Machine Learning Insights into the Geochemical Life Cycle of the Columbia River Flood Basalts

Rachel Hampton, Leif Karlstrom

Flood basalts are challenging to characterize in detail, despite enormous their erupted volumes, due to their age and chemical homogeneity. Here we explore machine learning (ML) approaches for classification and pattern identification in whole rock geochemical data of the Columbia River Flood Basalts (CRFB), which provide key constraints on magma generation, transport, and emplacement. We utilize supervised and unsupervised ML workflows to (1) classify unknown samples into an assumed CRFB stratigraphy, and (2) identify geochemical patterns independent of eruptive order that fingerprint the underlying petrologic processes associated with magma genesis and ascent. We synthesize a large new database of chemical analyses and use a high dimensional approach that leverages all possible ratios of major and trace elements. The supervised model demonstrates ~99% effectiveness for classification into Formation level classes and ~89% effectiveness on a member level from a complete labeled dataset, and slightly lower (~90%) Formation-level accuracy for a partially labeled dataset.
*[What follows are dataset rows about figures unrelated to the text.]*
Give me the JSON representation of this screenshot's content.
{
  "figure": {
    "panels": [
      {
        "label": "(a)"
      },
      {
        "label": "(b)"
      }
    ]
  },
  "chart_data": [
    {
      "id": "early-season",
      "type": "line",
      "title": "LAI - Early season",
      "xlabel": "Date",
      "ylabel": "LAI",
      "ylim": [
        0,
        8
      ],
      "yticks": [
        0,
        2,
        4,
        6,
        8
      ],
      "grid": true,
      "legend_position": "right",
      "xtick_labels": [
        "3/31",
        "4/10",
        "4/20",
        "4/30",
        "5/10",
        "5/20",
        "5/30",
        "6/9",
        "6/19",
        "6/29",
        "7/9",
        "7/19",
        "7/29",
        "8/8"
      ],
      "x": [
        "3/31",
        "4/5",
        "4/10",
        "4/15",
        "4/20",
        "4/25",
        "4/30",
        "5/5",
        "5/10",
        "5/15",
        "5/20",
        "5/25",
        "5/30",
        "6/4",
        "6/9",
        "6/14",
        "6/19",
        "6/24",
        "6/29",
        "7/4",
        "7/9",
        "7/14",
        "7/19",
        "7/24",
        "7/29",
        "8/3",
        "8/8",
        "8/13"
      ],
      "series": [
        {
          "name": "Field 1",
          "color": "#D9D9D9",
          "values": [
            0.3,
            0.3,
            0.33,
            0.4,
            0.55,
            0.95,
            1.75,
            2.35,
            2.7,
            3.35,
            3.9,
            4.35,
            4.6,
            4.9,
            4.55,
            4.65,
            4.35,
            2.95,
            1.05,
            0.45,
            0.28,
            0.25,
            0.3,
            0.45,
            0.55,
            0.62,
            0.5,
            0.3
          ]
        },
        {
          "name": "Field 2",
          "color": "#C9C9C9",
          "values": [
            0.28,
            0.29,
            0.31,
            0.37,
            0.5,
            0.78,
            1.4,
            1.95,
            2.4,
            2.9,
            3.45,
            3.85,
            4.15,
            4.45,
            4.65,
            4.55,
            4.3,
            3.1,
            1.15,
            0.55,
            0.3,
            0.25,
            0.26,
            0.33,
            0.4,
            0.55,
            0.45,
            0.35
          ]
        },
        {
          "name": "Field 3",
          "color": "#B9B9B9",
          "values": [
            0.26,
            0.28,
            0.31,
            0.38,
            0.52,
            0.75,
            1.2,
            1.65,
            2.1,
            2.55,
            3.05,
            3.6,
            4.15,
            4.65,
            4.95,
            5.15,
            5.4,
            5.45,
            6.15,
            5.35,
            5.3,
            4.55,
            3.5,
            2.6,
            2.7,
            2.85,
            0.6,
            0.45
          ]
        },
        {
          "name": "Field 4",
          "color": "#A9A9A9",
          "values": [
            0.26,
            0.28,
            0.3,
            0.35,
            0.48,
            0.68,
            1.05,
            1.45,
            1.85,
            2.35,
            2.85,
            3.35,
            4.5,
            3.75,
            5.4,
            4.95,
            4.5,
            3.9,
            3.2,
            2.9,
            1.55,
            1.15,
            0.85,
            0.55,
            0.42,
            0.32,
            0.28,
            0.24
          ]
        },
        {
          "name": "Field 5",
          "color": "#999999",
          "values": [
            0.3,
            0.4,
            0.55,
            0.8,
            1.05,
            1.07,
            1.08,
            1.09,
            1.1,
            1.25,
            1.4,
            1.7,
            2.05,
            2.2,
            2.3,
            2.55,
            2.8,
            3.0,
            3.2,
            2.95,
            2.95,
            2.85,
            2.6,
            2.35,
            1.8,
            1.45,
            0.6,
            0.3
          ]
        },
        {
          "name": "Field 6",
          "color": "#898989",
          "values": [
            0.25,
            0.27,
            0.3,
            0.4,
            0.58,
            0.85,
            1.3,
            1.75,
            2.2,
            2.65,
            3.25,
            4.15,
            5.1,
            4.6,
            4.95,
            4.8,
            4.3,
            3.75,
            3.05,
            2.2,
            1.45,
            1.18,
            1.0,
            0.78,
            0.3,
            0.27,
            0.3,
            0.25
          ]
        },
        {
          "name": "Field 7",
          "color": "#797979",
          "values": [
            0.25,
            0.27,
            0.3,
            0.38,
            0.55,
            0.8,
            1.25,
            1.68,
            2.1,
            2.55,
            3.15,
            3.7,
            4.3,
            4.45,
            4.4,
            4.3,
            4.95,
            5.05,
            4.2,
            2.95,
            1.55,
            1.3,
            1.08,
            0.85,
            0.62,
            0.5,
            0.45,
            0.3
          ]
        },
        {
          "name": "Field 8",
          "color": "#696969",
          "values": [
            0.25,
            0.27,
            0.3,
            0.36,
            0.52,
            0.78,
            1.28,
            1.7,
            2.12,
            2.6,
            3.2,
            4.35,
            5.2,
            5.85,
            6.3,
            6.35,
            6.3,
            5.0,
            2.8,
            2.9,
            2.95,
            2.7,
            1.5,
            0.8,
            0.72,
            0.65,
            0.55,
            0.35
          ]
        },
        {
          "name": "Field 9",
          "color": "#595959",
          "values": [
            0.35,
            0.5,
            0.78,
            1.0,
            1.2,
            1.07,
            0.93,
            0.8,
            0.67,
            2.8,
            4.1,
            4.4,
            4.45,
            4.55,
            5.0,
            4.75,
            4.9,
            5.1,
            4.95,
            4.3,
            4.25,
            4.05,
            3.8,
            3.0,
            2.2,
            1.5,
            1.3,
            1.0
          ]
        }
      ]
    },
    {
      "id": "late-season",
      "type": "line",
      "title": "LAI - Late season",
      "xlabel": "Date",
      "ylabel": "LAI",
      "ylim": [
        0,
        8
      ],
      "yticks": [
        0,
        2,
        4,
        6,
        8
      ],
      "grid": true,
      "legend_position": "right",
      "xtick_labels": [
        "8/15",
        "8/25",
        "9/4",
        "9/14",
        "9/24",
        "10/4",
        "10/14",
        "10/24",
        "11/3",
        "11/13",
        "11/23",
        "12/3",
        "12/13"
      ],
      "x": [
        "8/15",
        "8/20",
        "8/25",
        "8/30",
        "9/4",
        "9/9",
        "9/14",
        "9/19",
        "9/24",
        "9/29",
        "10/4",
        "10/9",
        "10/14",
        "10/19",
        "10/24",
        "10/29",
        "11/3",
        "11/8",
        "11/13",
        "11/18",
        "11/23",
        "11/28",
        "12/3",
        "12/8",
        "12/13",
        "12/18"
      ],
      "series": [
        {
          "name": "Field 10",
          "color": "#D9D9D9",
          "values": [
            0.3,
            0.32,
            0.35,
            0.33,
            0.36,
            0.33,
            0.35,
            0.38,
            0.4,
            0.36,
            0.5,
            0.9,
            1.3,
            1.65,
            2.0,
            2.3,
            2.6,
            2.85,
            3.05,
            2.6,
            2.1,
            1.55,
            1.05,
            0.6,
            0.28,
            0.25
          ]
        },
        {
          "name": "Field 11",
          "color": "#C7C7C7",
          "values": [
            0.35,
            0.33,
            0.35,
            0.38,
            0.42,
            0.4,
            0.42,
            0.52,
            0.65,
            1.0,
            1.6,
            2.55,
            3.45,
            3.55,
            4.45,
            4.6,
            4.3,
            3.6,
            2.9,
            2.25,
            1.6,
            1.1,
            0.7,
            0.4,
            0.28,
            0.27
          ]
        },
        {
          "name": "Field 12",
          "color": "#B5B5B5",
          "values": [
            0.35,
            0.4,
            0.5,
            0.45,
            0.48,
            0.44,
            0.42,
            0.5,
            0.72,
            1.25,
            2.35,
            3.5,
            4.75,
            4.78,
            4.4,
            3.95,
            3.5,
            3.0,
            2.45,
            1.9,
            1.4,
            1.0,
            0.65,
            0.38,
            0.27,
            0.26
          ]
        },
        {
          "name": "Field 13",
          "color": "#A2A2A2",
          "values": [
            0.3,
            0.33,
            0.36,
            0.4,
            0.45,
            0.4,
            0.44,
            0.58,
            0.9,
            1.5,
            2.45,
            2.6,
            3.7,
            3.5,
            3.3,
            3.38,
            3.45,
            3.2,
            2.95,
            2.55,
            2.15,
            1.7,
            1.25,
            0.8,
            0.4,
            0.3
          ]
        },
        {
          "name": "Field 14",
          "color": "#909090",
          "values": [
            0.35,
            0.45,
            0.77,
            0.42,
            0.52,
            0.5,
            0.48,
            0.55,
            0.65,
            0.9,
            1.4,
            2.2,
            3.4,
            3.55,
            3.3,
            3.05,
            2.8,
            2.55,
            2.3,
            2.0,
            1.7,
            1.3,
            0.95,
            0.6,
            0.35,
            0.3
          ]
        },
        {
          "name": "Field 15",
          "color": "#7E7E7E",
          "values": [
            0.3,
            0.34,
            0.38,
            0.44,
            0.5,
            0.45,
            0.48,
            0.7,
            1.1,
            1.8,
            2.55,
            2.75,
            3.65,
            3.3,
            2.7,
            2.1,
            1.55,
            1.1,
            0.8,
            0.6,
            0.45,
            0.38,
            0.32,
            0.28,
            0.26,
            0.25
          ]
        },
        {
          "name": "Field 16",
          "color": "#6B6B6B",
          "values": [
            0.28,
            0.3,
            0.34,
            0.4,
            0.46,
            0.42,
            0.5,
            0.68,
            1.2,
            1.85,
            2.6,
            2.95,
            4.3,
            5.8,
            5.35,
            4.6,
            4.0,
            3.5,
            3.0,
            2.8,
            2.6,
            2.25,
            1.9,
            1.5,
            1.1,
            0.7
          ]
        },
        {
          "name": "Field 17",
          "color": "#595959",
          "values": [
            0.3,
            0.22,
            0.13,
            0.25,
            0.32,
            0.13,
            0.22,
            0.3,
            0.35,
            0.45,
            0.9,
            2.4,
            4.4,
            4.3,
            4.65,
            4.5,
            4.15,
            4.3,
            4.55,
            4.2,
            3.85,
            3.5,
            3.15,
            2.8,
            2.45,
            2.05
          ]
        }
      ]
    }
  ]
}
Unsupervised clustering suggests similarities between member classes across stratigraphic boundaries in mantle source composition and crustal processing pathways. In particular, we find compositional clusters that point to a rapid expansion of crustal storage within the Grande Ronde, and primitive samples spanning all Formations that likely fingerprint persistent recharge from multiple mantle sources. Comparison of supervised and unsupervised approaches re-enforces known patterns in CRFB chemistry but also highlights areas where further data assimilation could lead to robust insights. This approach represents a powerful framework for classification and highlights significant future opportunities to objectively characterize petrologic datasets like the CRFB.